Phaeoacremonium aleophilum is usually present in its asexual form in the vineyard. The sexual form has been observed in natura on vines in California.

  • The conidiophores are simple, frequently reduced to single conidiogenous cell which is subterete to closely ellipsoid (Figures 6 to 8). The conidia are hyaline, oblong-ellipsoid to allantoic, measuring 3-4.5 x 1.5-2.5 micrometers (Figure 7). No chlamydospore is formed.
  • Isolation, storage on artificial medium : c mushroom with relatively slow growth, the mycelial colonies measuring 1 to 2 centimeters after one week of incubation at 25 ° C. on malt-agar medium. These have a beige to honey tint (Figures 8 and 9) and produce a yellow pigment that diffuses into the medium 

Fomitiporia mediterranea is a basidiomycete described as a new species associated with esca in Mediterranean vineyards, responsible for the terminal degradation of wood ("white rot" or decay). Its fruiting on the vine is identical to that produced by Fomitiporia punctata (spotted phellin). It is for this reason that identification confusions have taken place in the past. These two fungi form adhering wood- carpophores (Figure 10), flat and fully resupplied, pulvinate, with a lighter margin. Beige to brown in color, they can reach several centimeters in diameter and millimeters thick on the vine.
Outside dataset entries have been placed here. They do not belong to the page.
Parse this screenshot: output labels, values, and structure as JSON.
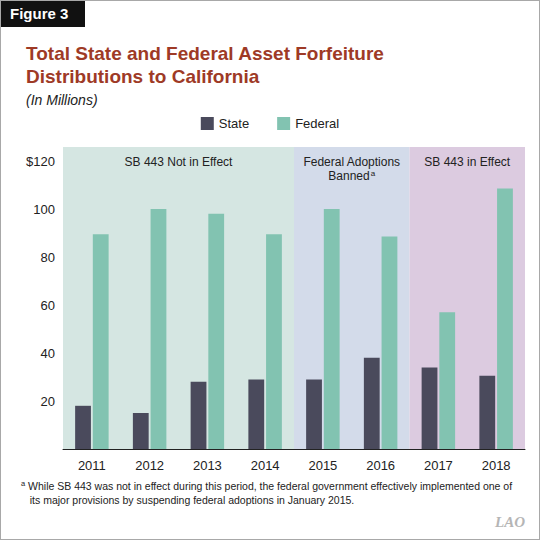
{
  "chart_data": {
    "type": "bar",
    "figure_label": "Figure 3",
    "title": "Total State and Federal Asset Forfeiture Distributions to California",
    "subtitle": "(In Millions)",
    "categories": [
      "2011",
      "2012",
      "2013",
      "2014",
      "2015",
      "2016",
      "2017",
      "2018"
    ],
    "series": [
      {
        "name": "State",
        "color": "#4a4a5c",
        "values": [
          18,
          15,
          28,
          29,
          29,
          38,
          34,
          30.5
        ]
      },
      {
        "name": "Federal",
        "color": "#82c3b1",
        "values": [
          89.5,
          100,
          98,
          89.5,
          100,
          88.5,
          57,
          108.5
        ]
      }
    ],
    "ylim": [
      0,
      120
    ],
    "yticks": [
      20,
      40,
      60,
      80,
      100,
      {
        "value": 120,
        "label": "$120"
      }
    ],
    "grid": false,
    "legend": "top",
    "periods": [
      {
        "label": "SB 443 Not in Effect",
        "from": "2011",
        "to": "2014",
        "color": "#d5e6e2"
      },
      {
        "label": "Federal Adoptions Banned",
        "footnote_mark": "a",
        "from": "2015",
        "to": "2016",
        "color": "#d3dbea"
      },
      {
        "label": "SB 443 in Effect",
        "from": "2017",
        "to": "2018",
        "color": "#dccbe0"
      }
    ],
    "footnote": {
      "mark": "a",
      "text": "While SB 443 was not in effect during this period, the federal government effectively implemented one of its major provisions by suspending federal adoptions in January 2015."
    },
    "source": "LAO"
  }
}
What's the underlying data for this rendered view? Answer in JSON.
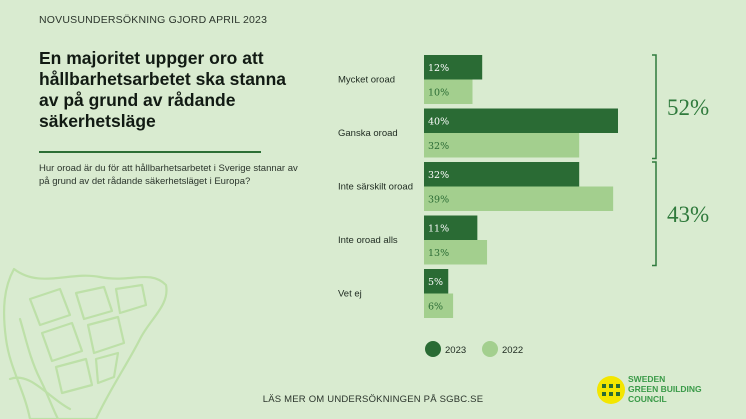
{
  "header": {
    "kicker": "NOVUSUNDERSÖKNING GJORD APRIL 2023",
    "title": "En majoritet uppger oro att hållbarhetsarbetet ska stanna av på grund av rådande säkerhetsläge",
    "question": "Hur oroad är du för att hållbarhetsarbetet i Sverige stannar av på grund av det rådande säkerhetsläget i Europa?"
  },
  "footer": {
    "text": "LÄS MER OM UNDERSÖKNINGEN PÅ SGBC.SE"
  },
  "logo": {
    "line1": "SWEDEN",
    "line2": "GREEN BUILDING",
    "line3": "COUNCIL"
  },
  "brackets": [
    {
      "label": "52%",
      "from": 0,
      "to": 1
    },
    {
      "label": "43%",
      "from": 2,
      "to": 3
    }
  ],
  "chart_data": {
    "type": "bar",
    "orientation": "horizontal",
    "categories": [
      "Mycket oroad",
      "Ganska oroad",
      "Inte särskilt oroad",
      "Inte oroad alls",
      "Vet ej"
    ],
    "series": [
      {
        "name": "2023",
        "values": [
          12,
          40,
          32,
          11,
          5
        ],
        "labels": [
          "12%",
          "40%",
          "32%",
          "11%",
          "5%"
        ],
        "color": "#2a6b34"
      },
      {
        "name": "2022",
        "values": [
          10,
          32,
          39,
          13,
          6
        ],
        "labels": [
          "10%",
          "32%",
          "39%",
          "13%",
          "6%"
        ],
        "color": "#a3cf8e"
      }
    ],
    "legend_position": "bottom",
    "grid": false
  },
  "colors": {
    "background": "#d9ebd0",
    "accent": "#2f7a3c",
    "dark_bar": "#2a6b34",
    "light_bar": "#a3cf8e",
    "logo_yellow": "#f3e600"
  }
}
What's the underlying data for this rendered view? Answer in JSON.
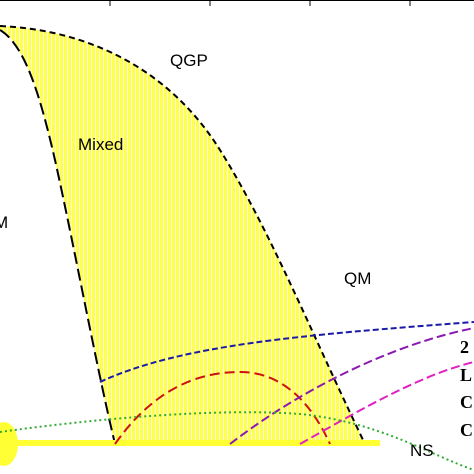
{
  "regions": [
    "QGP",
    "Mixed",
    "M",
    "QM",
    "NS"
  ],
  "legend": [
    "2",
    "L",
    "C",
    "C"
  ]
}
Stereum hirsutum produces carpophores (Figure 11) initially as circular crusts, partially peeling off and undulating, 2-10 cm long and 1-3 cm wide. Their color evolves: first sulfur yellow, with orange concentric zones, they take on a grayish tint, felted with white hair, with a lobed and wavy margin of bright yellow color in young subjects. They are 1 to 2 mm thick; they are therefore quite thin but hard, and tenacious. The hymenium is smooth, ocher-yellow to slightly orangey yellow. This fungus can be cultivated on an artificial medium (figures 12 and 13).